We plot the mean log loss as a function of truncation point for various values of s in Fig. 3. Overall, for each s, increasing N improves out-of-sample performance up to a point; then, improvement flattens and appears to reach an asymptote. In addition, smaller values of s have better out-of-sample performance; however, values of s less that 0.01 do not change model performance. The best out-of-sample performance (lowest log loss) is with \(N = 75\), and there is no appreciable difference between \(s = 0.01\) and \(s = 0.001\) (or even smaller values of s). For this reason, we use \(s = 0.01\).

Fig. 3
figure 3

The mean out-of-sample log loss (negative log-score) for various combinations of s and N

For \(N = 75\) and \(s = 0.01\), we plot a heat map of the estimated density over a fine grid over the Earth in Fig. 4. The colors are on a natural log scale to better see variability in the density.
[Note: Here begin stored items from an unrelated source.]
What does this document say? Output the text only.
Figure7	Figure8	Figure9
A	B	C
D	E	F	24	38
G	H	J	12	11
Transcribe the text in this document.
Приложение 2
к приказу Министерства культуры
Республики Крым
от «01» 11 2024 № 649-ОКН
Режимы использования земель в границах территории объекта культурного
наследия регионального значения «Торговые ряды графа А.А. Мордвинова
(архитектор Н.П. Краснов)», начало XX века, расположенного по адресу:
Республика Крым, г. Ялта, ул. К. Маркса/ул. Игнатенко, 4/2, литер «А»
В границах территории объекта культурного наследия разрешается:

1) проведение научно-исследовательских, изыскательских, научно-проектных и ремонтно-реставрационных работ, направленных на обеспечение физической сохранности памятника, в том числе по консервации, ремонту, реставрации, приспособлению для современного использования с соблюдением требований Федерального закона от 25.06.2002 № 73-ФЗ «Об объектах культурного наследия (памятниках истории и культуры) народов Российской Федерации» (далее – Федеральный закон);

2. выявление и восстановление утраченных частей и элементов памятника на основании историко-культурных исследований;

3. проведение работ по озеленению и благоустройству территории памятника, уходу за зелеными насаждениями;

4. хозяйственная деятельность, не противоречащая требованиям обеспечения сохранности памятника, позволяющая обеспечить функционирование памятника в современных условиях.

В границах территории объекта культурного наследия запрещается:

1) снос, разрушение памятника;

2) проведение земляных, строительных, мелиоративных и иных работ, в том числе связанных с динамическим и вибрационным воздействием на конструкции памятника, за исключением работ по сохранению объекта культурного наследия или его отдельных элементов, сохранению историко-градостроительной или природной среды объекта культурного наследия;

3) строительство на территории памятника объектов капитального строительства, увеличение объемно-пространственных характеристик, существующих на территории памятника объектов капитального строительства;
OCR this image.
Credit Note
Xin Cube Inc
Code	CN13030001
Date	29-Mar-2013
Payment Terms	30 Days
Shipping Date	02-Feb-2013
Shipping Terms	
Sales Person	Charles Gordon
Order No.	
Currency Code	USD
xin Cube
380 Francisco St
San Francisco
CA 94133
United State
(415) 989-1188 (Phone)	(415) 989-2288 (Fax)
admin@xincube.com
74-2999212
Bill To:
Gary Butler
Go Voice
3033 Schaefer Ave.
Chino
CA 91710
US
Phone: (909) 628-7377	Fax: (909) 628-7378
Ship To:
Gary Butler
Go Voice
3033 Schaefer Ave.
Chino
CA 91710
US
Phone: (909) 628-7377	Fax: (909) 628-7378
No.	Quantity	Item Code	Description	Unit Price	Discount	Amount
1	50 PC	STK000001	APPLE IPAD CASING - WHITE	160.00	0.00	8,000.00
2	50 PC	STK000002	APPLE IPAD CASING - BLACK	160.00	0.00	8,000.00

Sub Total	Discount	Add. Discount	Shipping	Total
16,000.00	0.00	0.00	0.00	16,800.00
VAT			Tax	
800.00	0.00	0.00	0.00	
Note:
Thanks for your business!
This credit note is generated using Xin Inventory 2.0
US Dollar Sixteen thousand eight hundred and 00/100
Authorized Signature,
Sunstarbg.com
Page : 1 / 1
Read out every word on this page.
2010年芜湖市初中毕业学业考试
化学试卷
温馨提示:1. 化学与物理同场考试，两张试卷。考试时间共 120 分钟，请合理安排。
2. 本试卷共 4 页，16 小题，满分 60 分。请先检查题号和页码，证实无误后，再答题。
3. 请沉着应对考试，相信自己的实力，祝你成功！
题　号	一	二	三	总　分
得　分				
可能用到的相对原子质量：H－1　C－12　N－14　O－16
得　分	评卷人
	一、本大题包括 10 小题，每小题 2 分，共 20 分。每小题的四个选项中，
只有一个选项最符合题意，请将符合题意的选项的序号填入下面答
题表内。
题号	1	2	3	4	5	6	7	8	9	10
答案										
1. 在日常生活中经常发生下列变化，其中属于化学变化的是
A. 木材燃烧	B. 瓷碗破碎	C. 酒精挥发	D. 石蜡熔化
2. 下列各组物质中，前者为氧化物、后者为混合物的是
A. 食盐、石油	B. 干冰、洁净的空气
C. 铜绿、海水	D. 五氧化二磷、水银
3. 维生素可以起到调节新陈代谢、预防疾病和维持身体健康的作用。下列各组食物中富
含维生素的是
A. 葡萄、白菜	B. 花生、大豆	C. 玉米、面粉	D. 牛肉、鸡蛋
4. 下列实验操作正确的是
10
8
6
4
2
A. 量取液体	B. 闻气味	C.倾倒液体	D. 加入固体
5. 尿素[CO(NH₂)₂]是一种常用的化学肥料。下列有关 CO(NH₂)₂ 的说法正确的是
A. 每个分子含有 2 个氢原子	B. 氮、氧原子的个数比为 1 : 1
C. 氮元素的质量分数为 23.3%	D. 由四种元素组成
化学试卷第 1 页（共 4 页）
The Pacific Rim is evident in the density estimate, but the most striking features are the high estimated densities around the Pacific Islands and the Pacific Rim. We also note that the South Sandwich Islands and the Alpide belt are visible for their relatively high earthquake densities.

Fig. 4
figure 4

Kernel density estimate for the 1990–2021 earthquake data for \(s = 0.01\) and \(N = 75\). The colors of the density are presented on the log scale

In this data illustration, we considered a global dataset of earthquakes from 2021. We compared many truncated kernel density estimators indexed on the sphere on a test set. We found that the kernel density estimates perform better out-of-sample with shorter bandwidths (smaller s) and more polynomial terms (higher N). For the best combination of s and N considered, we plot the estimated density and comment on its features. In future analyses of these data, one may also estimate the density of earthquake magnitude. In these cases, it may be beneficial to allow the magnitude density to vary smoothly over space as in Sheanshang et al. (2021). In addition, one may account for aftershock excitation in the estimation, as is sometimes used in point process methodology (see, e.g., Hawkes 1971a, b; Ogata 1988, 1998; White and Gelfand 2021).